The simplest possible axiom, axiom 0.

There is an axiom (I will enounce it immediately) which I will call “Axiom 0″, with the following nice properties:

1. It is the simplest possible.
2. It is the richest possible: we can derive from it a very wide spectrum of consequences; let’s name these consequences “the Metaverse”.
3. Our universe is a [logically] consistent subset of the Metaverse.
4. Any consistent universe is a subset of the Metaverse.
5. Axiom 0 itself is outside of any of the consistent universes it creates.

What is this axiom?

1. An axiom establishes logical relations between some objects. In order to have an axiom which makes sense, it has to refer to something. The simplest axioms are those which do not rely on things outside themselves. Therefore, they have to be self-referential.
2. There are two self-referential propositions which can be considered the simplest possible:
Axiom 1: “Axiom 1 is true.”
and
Axiom 0: “Axiom 0 is not true.”
From these, Axiom 1 is trivial and has no new consequences.

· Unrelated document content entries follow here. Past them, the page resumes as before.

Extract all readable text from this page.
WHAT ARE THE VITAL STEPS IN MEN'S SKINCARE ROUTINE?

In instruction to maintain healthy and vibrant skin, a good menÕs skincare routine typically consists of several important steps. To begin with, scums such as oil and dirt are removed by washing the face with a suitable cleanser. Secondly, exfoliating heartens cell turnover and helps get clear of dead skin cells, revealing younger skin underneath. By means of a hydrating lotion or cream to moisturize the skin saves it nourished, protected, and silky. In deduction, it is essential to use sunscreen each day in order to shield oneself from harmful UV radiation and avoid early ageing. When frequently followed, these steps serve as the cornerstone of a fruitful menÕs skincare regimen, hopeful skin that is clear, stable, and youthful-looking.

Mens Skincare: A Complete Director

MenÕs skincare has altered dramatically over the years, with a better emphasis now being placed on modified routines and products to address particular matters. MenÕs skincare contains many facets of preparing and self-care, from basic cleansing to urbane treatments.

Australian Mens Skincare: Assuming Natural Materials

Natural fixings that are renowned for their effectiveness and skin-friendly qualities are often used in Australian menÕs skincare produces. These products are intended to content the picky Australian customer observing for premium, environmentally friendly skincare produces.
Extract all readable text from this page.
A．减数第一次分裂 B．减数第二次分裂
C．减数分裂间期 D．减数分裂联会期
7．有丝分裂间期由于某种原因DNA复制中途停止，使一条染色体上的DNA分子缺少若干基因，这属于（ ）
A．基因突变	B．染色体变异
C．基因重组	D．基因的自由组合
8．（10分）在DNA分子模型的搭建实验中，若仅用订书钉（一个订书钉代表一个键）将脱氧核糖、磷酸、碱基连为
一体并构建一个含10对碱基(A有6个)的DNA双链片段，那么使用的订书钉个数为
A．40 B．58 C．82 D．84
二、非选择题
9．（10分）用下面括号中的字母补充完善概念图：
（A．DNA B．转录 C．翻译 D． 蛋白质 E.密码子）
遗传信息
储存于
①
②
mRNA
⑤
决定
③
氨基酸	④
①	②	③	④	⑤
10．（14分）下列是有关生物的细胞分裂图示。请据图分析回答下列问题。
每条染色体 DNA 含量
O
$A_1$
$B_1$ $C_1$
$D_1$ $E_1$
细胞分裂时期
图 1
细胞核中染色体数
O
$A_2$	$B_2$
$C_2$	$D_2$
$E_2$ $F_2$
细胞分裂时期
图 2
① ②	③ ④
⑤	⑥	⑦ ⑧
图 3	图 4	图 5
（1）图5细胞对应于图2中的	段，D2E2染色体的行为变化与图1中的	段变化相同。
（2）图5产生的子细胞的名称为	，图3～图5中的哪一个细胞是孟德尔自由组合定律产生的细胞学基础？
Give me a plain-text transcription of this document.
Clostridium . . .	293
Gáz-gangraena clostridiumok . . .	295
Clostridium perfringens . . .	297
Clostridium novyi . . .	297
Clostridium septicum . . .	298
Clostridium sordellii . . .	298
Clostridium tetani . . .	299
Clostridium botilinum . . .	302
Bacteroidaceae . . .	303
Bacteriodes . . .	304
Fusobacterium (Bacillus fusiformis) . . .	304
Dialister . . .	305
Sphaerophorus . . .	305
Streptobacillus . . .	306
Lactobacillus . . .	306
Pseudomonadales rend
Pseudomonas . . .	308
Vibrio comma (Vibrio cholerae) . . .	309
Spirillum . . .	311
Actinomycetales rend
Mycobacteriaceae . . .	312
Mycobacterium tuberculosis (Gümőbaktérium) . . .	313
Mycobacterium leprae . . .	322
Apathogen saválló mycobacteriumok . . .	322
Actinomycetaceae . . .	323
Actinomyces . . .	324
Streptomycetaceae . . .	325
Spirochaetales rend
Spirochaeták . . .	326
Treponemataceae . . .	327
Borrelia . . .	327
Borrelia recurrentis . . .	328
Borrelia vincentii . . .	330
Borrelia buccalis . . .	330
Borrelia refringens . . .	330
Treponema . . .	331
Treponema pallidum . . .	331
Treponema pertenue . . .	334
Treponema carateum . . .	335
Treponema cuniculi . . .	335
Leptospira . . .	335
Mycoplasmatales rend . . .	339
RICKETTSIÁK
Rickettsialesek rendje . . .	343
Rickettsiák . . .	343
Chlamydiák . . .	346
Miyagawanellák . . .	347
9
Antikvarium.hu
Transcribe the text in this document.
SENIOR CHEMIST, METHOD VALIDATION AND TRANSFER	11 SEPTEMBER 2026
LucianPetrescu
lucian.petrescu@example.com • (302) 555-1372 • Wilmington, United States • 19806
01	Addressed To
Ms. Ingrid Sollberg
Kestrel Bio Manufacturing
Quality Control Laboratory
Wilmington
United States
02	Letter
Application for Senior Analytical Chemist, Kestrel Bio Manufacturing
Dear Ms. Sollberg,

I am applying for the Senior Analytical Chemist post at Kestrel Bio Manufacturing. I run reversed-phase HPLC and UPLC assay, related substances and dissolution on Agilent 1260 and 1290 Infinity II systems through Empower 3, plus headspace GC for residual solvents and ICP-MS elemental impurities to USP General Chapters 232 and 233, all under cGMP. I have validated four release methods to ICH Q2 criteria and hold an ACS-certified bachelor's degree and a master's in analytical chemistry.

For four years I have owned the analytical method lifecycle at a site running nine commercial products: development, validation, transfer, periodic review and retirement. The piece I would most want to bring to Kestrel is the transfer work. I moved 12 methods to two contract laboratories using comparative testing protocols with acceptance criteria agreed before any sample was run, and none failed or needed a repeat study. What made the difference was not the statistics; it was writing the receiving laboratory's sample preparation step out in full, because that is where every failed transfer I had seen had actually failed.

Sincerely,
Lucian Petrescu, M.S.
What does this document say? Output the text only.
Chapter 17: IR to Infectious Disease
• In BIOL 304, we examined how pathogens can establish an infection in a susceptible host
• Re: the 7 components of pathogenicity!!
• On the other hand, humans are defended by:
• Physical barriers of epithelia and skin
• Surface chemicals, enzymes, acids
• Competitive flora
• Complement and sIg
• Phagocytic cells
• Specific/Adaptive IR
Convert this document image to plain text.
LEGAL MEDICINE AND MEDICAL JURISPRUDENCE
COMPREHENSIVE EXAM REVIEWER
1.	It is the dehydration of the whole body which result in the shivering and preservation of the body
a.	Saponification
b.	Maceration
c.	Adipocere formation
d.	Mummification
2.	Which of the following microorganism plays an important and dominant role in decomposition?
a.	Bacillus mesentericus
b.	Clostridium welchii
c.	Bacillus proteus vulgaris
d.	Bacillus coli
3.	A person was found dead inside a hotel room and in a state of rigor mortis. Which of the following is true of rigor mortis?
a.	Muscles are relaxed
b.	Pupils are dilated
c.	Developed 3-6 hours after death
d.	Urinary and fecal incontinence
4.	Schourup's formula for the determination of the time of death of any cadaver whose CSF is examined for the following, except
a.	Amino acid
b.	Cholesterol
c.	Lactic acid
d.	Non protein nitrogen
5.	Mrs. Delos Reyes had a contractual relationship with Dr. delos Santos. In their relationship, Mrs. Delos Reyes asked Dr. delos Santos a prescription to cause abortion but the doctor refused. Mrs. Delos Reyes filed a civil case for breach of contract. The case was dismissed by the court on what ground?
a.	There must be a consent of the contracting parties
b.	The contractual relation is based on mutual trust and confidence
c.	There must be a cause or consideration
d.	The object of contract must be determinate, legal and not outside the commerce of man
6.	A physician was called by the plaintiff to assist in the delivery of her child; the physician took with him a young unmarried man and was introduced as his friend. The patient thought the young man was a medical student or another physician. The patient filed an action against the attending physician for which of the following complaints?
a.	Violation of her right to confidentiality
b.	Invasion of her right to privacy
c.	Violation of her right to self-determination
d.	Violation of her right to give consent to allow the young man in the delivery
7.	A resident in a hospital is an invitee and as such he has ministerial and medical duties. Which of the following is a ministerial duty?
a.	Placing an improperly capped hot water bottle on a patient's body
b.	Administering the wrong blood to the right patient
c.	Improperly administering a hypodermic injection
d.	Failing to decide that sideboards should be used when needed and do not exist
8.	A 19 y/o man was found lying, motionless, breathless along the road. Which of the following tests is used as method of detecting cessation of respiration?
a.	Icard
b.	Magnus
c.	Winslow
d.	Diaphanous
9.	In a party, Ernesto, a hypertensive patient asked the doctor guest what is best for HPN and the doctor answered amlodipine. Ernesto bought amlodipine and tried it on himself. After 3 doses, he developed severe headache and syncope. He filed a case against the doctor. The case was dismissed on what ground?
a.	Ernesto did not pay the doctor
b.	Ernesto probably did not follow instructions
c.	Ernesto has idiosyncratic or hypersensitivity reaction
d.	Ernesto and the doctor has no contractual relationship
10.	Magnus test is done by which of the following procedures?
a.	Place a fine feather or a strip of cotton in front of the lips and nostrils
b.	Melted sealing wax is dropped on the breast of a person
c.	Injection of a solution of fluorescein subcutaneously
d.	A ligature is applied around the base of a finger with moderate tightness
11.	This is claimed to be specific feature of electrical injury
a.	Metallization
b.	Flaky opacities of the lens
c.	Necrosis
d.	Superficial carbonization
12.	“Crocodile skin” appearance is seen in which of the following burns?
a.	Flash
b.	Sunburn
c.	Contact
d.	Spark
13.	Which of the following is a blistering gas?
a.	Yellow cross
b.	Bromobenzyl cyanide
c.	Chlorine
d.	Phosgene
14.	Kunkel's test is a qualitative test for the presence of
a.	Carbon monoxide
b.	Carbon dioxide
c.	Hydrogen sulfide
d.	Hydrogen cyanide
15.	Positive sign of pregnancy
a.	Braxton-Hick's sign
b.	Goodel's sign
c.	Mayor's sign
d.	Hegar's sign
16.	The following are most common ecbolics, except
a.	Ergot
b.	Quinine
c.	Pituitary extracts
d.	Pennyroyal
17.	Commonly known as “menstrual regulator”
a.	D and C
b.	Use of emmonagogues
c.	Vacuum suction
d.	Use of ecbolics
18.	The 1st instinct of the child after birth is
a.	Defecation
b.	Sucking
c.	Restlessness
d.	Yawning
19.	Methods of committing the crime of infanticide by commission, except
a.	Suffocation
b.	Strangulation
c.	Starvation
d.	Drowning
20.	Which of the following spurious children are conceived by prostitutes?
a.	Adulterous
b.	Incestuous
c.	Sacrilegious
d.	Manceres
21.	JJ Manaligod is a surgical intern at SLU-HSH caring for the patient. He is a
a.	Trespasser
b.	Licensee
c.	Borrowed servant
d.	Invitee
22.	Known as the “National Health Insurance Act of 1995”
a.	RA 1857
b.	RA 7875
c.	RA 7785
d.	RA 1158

On the other hand, Axiom 0 is the richest possible, because any statement can be derived from it, as it is known from Logic.
3-4. Any consistent universe, or “possible world”, is therefore a subset of the consequences of Axiom 0. Including our universe.
5. But Axiom 0 itself is inconsistent, and has to remain outside any universe from the Metaverse. The Metaverse itself is inconsistent.

The Metaverse contains all possible worlds, so all these can be related to Tegmark’s “Mathematical Universe Hypothesis”.

Among these universes, there is a special one (at least to us): the one which we observe and wonder where did its laws come from.